Originally Posted by
dukebluelemur
I am by no means an expert, and can't really give you specifics, but here is my, possibly flawed, understanding based on bits and pieces I've picked up along the way. Bitcoins represent, individually unique numerical entities (the specifics of which i haven't looked into). Think of them like prime numbers. Anyone can 'produce' a new prime number (mathematicians are constantly looking) by finding it, but the pool is limited enough and new examples hard enough to find, that it is unlikely the market will be flooded.
This uniqueness, combined with the public (if anonymous) recording of all bitcoin transactions, makes it theoretically impossible to duplicate or counterfeit them. If wallet X has bitcoin 7, nobody else can spend bitcoin 7.

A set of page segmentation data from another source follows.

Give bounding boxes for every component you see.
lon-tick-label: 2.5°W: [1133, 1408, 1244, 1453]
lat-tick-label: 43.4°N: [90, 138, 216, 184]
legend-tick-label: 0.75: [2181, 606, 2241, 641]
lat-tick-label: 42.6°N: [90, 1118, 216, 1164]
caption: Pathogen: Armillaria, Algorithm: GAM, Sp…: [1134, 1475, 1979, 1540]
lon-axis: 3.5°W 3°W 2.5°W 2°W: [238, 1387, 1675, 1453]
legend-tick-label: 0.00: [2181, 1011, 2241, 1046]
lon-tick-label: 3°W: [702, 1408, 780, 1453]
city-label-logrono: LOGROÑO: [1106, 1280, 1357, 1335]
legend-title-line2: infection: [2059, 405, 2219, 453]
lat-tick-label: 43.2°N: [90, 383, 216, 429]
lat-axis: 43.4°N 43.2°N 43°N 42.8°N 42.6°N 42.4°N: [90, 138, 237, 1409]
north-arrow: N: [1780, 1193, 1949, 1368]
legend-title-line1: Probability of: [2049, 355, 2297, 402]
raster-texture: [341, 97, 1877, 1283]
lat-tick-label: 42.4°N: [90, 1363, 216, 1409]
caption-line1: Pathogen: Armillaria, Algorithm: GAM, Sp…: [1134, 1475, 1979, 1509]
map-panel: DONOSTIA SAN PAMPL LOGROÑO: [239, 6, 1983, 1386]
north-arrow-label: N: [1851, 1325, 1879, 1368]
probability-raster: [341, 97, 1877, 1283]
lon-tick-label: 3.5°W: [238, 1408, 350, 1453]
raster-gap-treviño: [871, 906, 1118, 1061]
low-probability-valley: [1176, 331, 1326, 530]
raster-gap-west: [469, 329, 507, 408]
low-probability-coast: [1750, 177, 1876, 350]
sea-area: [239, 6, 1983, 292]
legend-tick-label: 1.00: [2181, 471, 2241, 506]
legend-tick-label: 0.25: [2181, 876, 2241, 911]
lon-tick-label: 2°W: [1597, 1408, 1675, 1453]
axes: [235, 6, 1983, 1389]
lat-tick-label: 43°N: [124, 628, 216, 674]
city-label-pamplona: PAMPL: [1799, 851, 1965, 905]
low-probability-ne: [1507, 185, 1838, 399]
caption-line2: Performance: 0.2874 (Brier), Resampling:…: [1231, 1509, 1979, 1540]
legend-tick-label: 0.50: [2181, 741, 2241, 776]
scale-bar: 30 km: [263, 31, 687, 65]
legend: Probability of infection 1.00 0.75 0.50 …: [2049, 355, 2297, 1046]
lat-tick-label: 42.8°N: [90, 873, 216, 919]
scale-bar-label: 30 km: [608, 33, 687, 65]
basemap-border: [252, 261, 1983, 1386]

As for their value? Like anything, it has value because people think it can be used to obtain other things they value. Why do casino chips have value? Whether they will continue to have value, I have no idea.
Appreciate the response. This raises the following questions in my mind, though:
1. Assume I find a prime number that had not somehow been registered. How do I turn it into a bitcoin?
2. Why would I accept that as a substitute for cash?
3. You raise the situation of a casino chip. If I take $100 and buy a chip, they will redeem that chip for $100. It is a tangible object, without a trade market. One step removed, I can take a tangible object with a market (stocks, commodities, baseball cards, art, a home, etc.) and both buy and liquidate that asset in an established bid market. I still do not understand how a bitcoin -- made from nothing, regulated by no one, without tangible form -- has an accepted market. And I still don't know how I get one, let alone spend one. Or who/what sets the market value.
Again, I appreciate the response -- that is more than I knew when I posted, and helps add to what I am trying to grasp.